Powyższe rozstrzygniecie zapadło w oparciu o następujący stan faktyczny:

B. B., R. B.i A. G.byli wspólnikami (...)Spółki Cywilnej w K.. Umowa spółki została zawarta w dniu 01.08.2006 r. B. B.i R. B.są małżeństwem. Także pozwana A. G.i powód P. G.są małżeństwem. Ponieważ między wspólnikami doszło do nieporozumień, postanowili się rozstać. W dniu 30.10.2009 r. B. B.i R. B.powiadomili A. G., że rozwiązują spółkę z uwagi na utratę zaufania, w związku z podjęciem przez nią nowej działalności gospodarczej. Wspólnicy nie mogli jednak dojść do porozumienia w sprawie rozwiązania spółki cywilnej. Spór poddano pod osąd Sądu Gospodarczego. W dniu 19.11.2012 r. przed Sądem Okręgowym w Łodzi, X Wydział Gospodarczy, w sprawie X GC 569/11, wspólnicy zawarli ugodę, mocą której rozwiązano (...) Spółkę Cywilną w K.z dniem 01.06.2010 r.

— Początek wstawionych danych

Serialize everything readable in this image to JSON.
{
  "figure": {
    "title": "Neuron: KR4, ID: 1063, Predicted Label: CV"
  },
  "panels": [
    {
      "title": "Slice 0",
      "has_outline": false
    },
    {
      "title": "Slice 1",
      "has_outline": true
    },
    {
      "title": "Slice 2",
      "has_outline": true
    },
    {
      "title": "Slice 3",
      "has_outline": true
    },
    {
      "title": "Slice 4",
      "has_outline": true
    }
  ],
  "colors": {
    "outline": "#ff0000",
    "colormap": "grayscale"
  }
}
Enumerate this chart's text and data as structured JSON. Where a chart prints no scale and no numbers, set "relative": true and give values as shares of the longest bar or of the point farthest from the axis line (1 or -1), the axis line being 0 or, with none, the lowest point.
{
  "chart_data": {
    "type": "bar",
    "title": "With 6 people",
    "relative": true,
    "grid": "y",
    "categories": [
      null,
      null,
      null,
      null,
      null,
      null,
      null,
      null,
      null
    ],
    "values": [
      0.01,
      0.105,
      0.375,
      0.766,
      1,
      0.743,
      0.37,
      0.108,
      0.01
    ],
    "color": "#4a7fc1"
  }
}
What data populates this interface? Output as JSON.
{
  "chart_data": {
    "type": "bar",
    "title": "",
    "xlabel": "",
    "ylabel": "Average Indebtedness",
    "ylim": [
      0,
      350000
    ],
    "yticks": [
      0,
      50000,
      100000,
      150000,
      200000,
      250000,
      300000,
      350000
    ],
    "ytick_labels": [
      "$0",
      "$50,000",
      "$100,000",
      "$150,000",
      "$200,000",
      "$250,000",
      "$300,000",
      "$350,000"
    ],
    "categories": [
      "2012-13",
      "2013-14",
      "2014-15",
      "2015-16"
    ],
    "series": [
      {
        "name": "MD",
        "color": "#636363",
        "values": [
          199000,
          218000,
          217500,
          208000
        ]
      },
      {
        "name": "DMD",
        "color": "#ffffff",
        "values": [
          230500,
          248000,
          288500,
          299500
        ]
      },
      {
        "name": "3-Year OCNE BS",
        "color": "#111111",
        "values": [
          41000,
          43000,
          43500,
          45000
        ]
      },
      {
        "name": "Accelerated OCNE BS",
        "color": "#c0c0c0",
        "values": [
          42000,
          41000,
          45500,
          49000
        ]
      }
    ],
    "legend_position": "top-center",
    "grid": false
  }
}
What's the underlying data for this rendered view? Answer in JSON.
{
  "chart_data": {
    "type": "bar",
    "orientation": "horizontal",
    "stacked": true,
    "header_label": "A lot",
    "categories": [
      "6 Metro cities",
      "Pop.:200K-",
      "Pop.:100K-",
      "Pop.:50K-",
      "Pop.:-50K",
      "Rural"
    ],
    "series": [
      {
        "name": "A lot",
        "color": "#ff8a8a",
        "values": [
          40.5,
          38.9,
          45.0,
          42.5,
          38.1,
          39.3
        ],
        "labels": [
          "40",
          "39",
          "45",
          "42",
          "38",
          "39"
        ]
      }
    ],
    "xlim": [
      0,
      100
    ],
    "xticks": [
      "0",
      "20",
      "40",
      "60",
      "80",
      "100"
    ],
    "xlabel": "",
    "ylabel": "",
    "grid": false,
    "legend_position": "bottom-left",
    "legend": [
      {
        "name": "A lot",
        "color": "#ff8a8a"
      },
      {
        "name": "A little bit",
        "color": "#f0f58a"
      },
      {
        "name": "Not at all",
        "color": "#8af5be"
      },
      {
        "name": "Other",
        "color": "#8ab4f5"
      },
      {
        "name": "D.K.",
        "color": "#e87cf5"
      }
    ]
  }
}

Jednocześnie B. B.i R. B.zobowiązali się do spłaty zobowiązań spółki cywilnej powstałych w okresie od 30.10.2009 r. do 31.05.2010 r.

Powód P. G.był zatrudniony w (...) Spółce Cywilnej w K.na umowę o pracę na czas nieokreślony od dnia 01.10.2007 r. Oświadczeniem z dnia 28.12.2009 r. B. B.rozwiązała z powodem P. G.umowę o pracę bez wypowiedzenia, na podstawie art. 52 § 1 pkt. 1 kodeksu pracy. Jako przesłankę rozwiązania stosunku pracy podano ciężkie naruszenie przez pracownika podstawowych obowiązków pracowniczych, polegające na nieusprawiedliwionej nieobecności w pracy w okresie od 8 do 28.12.2009 r. Powód otrzymał oświadczenie pracodawcy w dniu 28.12.2009 r. Powód został pouczony o sposobie i terminie odwołania od decyzji pracodawcy. W dniu 06.01.2010 r. powodowi wystawiono świadectwo pracy, według którego pracował do dnia 04.01.2010r.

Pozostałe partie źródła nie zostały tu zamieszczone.